Look at the street as it appeared during the winter of 1869 in front of the Methodist Church and parsonage, then as now located at the intersection of North Main and Roland, and you'll get some idea of the situation as it still existed a few years later, at Christmas 1877.
Dan Baker, editor and publisher of The Chariton Leader, seems to have had a less than satisfactory Christmas back in 1877. Here's how he described it in The Leader of Saturday, Dec. 29:
"Christmas in this city was one of the gloomiest days we ever saw in Iowa. The weather was foggy and misty, and the roads almost bottomless with mud. A few disgusted and disconsolate looking men were seen perambulating the streets, seeking comfort from each other in discussing the weather, while occasionally a troop of neglected boys marched sadly, like a funeral procession, from one business place to another endeavoring to remind the proprietors that Christmas had come. No one seemed inclined to doubt it but the most of them appeared to regret the fact. Upon the whole all felt rejoiced when the day had passed and gone, for it brought us one day nearer spring and better weather."
Dan hated Iowa weather --- and that year's issues had not been snow and cold but rather moderate temperatures, rain, and mud. In fact, he disliked Iowa's weather extremes so much he moved himself and his family to southern California a few years later and stayed there.
Here's how he summed the situation up elsewhere on the page: "We have nothing to say about the weather; we tried to do it justice last week but failed, and this week the English language is simply inadequate to describe the horrible mud, rain, mist, fog, and cheerless gloom that enshrouds creation. We therefore waive the question. We pass."
His lament of the previous week, published on Dec. 22, read as follows:
"The weather. Oh! The weather. Oregon, we apologize to you. We've seen thousands of winters in Iowa, have been here so many years that we've long since forgotten the period in the world's history when we came, but the hills were all holes in the ground, and the rivers were all sparkling little brooklets, the lakes were all little frog ponds, and the present standing highland forests were nothing but dwarfed swamp brush. We've lived 60 years in the mountains, in one winter, and ages on the deserts, and seen every variety of weather, but we never, no never, saw such weather in December as this year. (Dan was 35 at the time and had called Chariton home since 1853.)
"Warm to suffocation, foggy to hide observation, rainy to our detestation, and muddy as creation, yes that's it; persons of a more violent temperament would have differently expressed it.
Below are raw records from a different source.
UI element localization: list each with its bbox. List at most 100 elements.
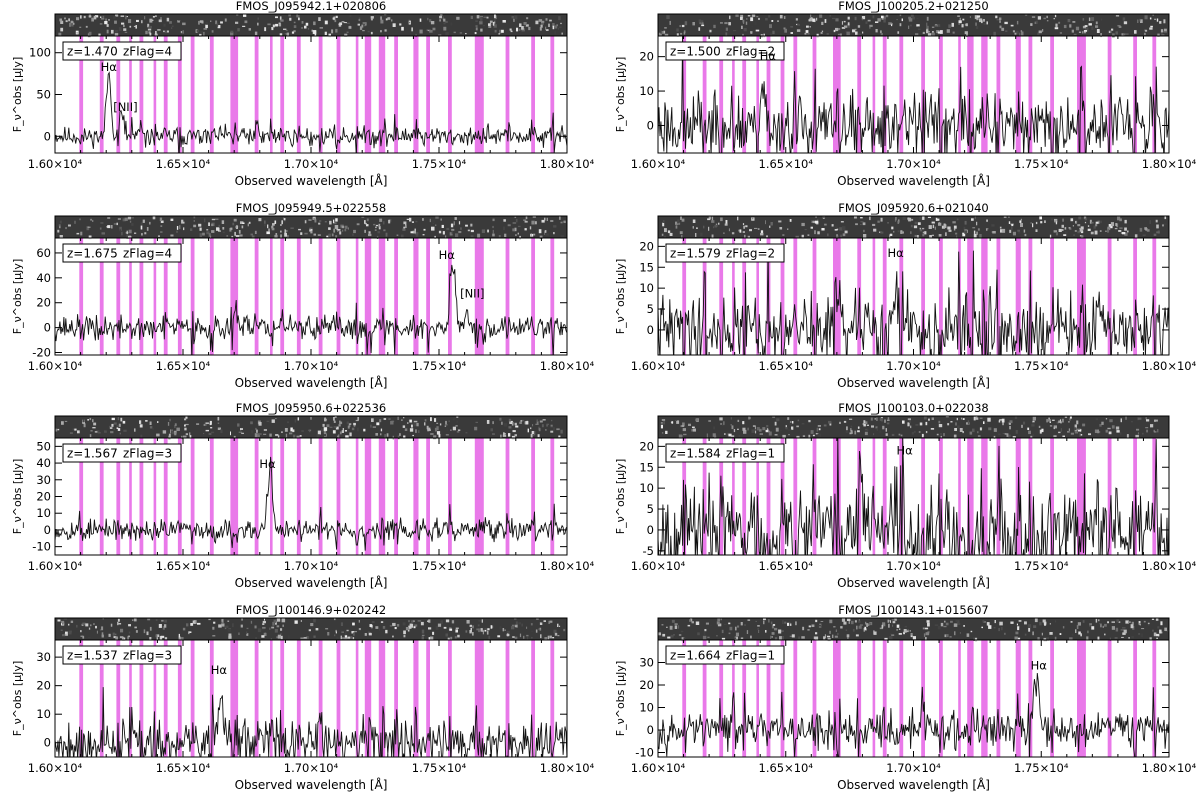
strip-pixel <box>459 32 463 34</box>
strip-pixel <box>771 20 774 22</box>
strip-pixel <box>183 221 185 224</box>
strip-pixel <box>520 419 525 422</box>
strip-pixel <box>976 15 981 18</box>
strip-pixel <box>101 626 104 630</box>
x-tick-label: 1.75×10⁴ <box>412 559 467 573</box>
strip-pixel <box>1131 421 1133 423</box>
x-tick-label: 1.70×10⁴ <box>886 359 941 373</box>
strip-pixel <box>711 29 713 31</box>
strip-pixel <box>80 630 82 633</box>
strip-pixel <box>664 235 666 238</box>
strip-pixel <box>1142 234 1146 236</box>
strip-pixel <box>1115 223 1117 226</box>
strip-pixel <box>182 416 185 418</box>
strip-pixel <box>757 228 760 230</box>
strip-pixel <box>87 419 89 421</box>
strip-pixel <box>353 424 356 428</box>
strip-pixel <box>1127 230 1129 233</box>
strip-pixel <box>720 423 723 425</box>
strip-pixel <box>264 27 267 32</box>
sky-mask-band <box>793 238 798 355</box>
strip-pixel <box>478 620 482 622</box>
strip-pixel <box>698 27 701 31</box>
strip-pixel <box>557 623 559 627</box>
strip-pixel <box>523 219 527 221</box>
strip-pixel <box>1074 428 1078 432</box>
strip-pixel <box>142 219 145 223</box>
strip-pixel <box>908 217 912 222</box>
strip-pixel <box>1024 233 1027 237</box>
strip-pixel <box>743 225 745 229</box>
strip-pixel <box>480 16 482 19</box>
strip-pixel <box>314 219 317 223</box>
strip-pixel <box>758 17 760 20</box>
strip-pixel <box>441 224 444 228</box>
strip-pixel <box>518 28 521 31</box>
strip-pixel <box>1060 428 1062 432</box>
strip-pixel <box>159 635 163 640</box>
sky-mask-band <box>967 640 974 757</box>
strip-pixel <box>419 29 423 34</box>
strip-pixel <box>353 229 356 234</box>
strip-pixel <box>936 433 939 436</box>
strip-pixel <box>888 620 891 622</box>
strip-pixel <box>111 417 115 421</box>
strip-pixel <box>915 424 919 426</box>
strip-pixel <box>440 218 442 221</box>
strip-pixel <box>689 619 691 622</box>
strip-pixel <box>1069 24 1072 28</box>
strip-pixel <box>275 16 278 19</box>
strip-pixel <box>946 29 950 33</box>
strip-pixel <box>209 423 212 426</box>
spectrum-2d-noise <box>660 416 1159 439</box>
sky-mask-band <box>780 238 785 355</box>
strip-pixel <box>293 25 297 28</box>
sky-mask-band <box>550 36 555 153</box>
strip-pixel <box>992 231 996 234</box>
strip-pixel <box>1067 19 1071 23</box>
strip-pixel <box>943 433 945 437</box>
strip-pixel <box>445 633 448 637</box>
strip-pixel <box>210 235 212 239</box>
strip-pixel <box>923 633 926 637</box>
sky-mask-band <box>364 640 372 757</box>
strip-pixel <box>1109 637 1111 642</box>
strip-pixel <box>370 18 373 21</box>
strip-pixel <box>324 417 326 419</box>
y-tick-label: -5 <box>643 544 654 558</box>
strip-pixel <box>519 23 522 27</box>
strip-pixel <box>728 433 732 437</box>
strip-pixel <box>422 234 425 236</box>
strip-pixel <box>1017 637 1021 640</box>
strip-pixel <box>1009 426 1011 430</box>
strip-pixel <box>1054 14 1057 18</box>
strip-pixel <box>342 229 344 232</box>
strip-pixel <box>508 433 511 437</box>
strip-pixel <box>988 427 992 431</box>
strip-pixel <box>549 635 552 639</box>
strip-pixel <box>1078 631 1081 635</box>
strip-pixel <box>445 235 447 239</box>
strip-pixel <box>235 21 239 24</box>
sky-mask-band <box>981 438 988 555</box>
strip-pixel <box>886 422 890 425</box>
strip-pixel <box>1090 231 1094 235</box>
y-tick-label: 20 <box>639 50 654 64</box>
strip-pixel <box>277 435 280 439</box>
strip-pixel <box>306 636 309 640</box>
strip-pixel <box>1075 629 1077 633</box>
strip-pixel <box>390 420 394 425</box>
strip-pixel <box>549 19 552 22</box>
strip-pixel <box>1000 229 1003 233</box>
strip-pixel <box>1083 216 1087 219</box>
strip-pixel <box>126 230 128 235</box>
strip-pixel <box>514 216 517 218</box>
strip-pixel <box>171 431 175 435</box>
strip-pixel <box>914 234 918 237</box>
strip-pixel <box>503 432 505 436</box>
zflag-label: zFlag=4 <box>123 247 172 261</box>
strip-pixel <box>771 632 775 635</box>
strip-pixel <box>865 21 868 24</box>
strip-pixel <box>1027 427 1030 430</box>
strip-pixel <box>683 31 686 35</box>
We can endure everything but the mud and that gets us; there is the sticking point. Buggies roll through the streets with nothing but the tops visible, while the teamsters stand on the sidewalk and crack their whips at imaginary phantoms which are supposed to resemble horses making a subterranean journey through town.
"An occasional hat lying in the middle of the road tells the story of many a sad and mysterious disappearance. The loved and lost one gently reposes beneath it, a victim of mistaken confidence in his ability to wade through.
"A quiet gloom has settled upon the face of everyone that indicates a stern determination to weather it through. Still, we apologize to Oregon and declare it from our firm conviction that she has the finest winter climate on earth."
According to The Leader's informal weather observer, the temperature in Chariton the previous Thursday had reached 70 degrees, resulting in "grave danger of fruit buds swelling. Hot weather, bad time for fresh oysters and fruit buds ...."
Still, Christmas was celebrated --- although mud apparently complicated the festivities.
"The Swedes celebrated Christmas on Tuesday evening with a Christmas tree at their church in this city," Dan reported on Dec. 29.
"The Methodist Church had a Christmas tree on Monday evening (Christmas Eve), and everything passed off pleasantly except a slight disturbance at the close of the ceremonies by a young drunken vagabond named Strahan. A fine of ten dollars imposed by the mayor next morning paid for his share of the fun."
And "The boys and girls indulged in a little dance at Mallory's Hall on Christmas night" --- despite the mud.